Проходя к дому мимо безлюдной баскетбольной площадки, я поднял глаза на свой балкон и увидел, что там, как всегда со дня приезда, сидит, дожидаясь меня, Иван Прохорович. Он сидел, вернее, возлежал в старом кресле весь день, несмотря на страшное послеобеденное пекло. За ним, вокруг него, горели отраженным, можно сказать, пурпурным пламенем окна. Он дремал, сцепив руки на огромном животе, танцевально раздвинув колени и опустив свою бегемотскую сахарную голову на плечо, где приткнул самодельную мамину диванную подушечку. Глаза его были величественно закрыты. Ему не хватало тоги, белой тоги с кошенильной каймой.
У него были ослепительно-синие зрачки, мне подумалось, что сейчас они прожигают ему изнутри веки.
Ивану Прохоровичу, лучшему человеку, исполнилось семьдесят два года. Он «кантовался» в деревне, километрах в двухстах к северу от Томска, и был старый лагерник. Маялся он в Тайшетлаге (не на Колыме, повезло) за пуд семенного зерна, украденного за-ради сестренок в голод 47-го года.

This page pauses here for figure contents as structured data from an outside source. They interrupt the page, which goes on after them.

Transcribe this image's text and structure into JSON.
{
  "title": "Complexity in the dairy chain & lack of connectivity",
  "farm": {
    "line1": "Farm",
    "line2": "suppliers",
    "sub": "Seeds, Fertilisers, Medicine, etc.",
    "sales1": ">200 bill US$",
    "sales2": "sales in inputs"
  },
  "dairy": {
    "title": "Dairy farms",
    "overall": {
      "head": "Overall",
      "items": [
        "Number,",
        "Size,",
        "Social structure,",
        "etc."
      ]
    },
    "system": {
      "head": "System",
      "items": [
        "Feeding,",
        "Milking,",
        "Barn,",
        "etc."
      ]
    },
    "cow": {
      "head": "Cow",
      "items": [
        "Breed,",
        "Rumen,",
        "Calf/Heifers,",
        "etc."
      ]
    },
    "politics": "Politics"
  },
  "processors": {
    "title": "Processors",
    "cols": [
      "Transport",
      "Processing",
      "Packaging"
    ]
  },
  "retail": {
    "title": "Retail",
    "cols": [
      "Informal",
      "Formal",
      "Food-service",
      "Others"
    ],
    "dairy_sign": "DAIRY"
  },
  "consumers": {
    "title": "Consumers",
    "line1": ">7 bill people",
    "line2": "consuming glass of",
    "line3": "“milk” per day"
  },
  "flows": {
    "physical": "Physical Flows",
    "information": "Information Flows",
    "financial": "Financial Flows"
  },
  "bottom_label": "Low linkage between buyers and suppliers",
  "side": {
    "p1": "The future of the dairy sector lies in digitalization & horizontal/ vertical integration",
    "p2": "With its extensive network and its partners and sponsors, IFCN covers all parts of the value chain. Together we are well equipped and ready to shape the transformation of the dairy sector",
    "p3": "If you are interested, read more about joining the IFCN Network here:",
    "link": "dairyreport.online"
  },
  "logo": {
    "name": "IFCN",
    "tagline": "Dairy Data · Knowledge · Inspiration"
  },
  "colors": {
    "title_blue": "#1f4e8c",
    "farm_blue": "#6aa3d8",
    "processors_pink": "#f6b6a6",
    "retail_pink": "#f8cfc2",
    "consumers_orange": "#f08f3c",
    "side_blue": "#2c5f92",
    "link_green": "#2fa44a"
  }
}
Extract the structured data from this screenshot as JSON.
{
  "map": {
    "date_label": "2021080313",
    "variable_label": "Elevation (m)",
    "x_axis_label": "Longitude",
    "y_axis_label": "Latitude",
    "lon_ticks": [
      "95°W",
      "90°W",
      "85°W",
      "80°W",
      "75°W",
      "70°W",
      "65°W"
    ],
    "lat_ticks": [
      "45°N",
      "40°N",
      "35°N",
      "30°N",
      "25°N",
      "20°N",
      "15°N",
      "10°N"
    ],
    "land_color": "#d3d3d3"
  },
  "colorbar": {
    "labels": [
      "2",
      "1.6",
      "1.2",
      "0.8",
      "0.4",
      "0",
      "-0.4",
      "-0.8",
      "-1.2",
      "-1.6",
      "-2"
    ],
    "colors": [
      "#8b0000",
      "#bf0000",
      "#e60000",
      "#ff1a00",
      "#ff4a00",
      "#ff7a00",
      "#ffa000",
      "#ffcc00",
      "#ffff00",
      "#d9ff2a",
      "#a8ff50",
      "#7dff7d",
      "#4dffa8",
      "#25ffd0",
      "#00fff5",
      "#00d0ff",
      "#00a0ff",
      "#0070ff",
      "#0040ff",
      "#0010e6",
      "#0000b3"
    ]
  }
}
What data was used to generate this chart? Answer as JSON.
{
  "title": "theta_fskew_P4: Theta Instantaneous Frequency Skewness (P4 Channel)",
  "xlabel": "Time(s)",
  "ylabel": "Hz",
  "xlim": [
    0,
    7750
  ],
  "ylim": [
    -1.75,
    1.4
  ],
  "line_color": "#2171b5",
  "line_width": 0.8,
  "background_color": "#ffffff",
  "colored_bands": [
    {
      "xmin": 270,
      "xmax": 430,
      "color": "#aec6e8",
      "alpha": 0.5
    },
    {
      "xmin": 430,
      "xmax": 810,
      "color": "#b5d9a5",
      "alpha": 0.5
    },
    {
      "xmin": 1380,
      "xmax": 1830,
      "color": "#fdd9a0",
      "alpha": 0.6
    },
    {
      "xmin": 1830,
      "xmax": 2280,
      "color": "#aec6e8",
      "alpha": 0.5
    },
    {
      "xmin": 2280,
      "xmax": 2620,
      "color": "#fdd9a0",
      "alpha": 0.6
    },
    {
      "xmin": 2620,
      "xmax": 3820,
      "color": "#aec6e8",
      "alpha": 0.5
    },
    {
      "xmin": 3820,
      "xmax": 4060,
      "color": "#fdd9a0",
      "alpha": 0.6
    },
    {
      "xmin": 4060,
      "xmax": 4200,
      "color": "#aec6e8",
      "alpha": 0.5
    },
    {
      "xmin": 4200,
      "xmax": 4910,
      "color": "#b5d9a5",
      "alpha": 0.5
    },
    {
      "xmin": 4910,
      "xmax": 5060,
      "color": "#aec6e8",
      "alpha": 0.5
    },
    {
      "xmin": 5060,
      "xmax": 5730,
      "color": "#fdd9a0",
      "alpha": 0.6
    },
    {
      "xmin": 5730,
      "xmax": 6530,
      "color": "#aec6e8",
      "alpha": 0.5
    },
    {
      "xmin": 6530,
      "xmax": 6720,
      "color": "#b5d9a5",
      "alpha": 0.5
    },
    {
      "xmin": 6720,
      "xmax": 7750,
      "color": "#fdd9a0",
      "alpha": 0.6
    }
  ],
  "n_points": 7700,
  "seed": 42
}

Он говорил, что в лагере было сытнее, чем на колхозном раздолье, и можно было уже ничего такого не бояться. И били мало: он привез домой половину зубов и всего через месяц проснулся мужчиной.
По большому счету, в лагере его возмущало разве что обильное распространение педерастии. «У нас, — рассказывал он, закипая, — даже начальник КВЧ был жопником. Нет, ты не представляешь! В погонах!»
Он сказал, что приехал в город по делам. Никаких дел в Томске у него не могло быть, да он и не ломал больше комедию, честно просиживая день за днем на балконе. Он приехал отчасти от охоты к перемене мест, отчасти — ко мне лично. Мне лично это было лестно.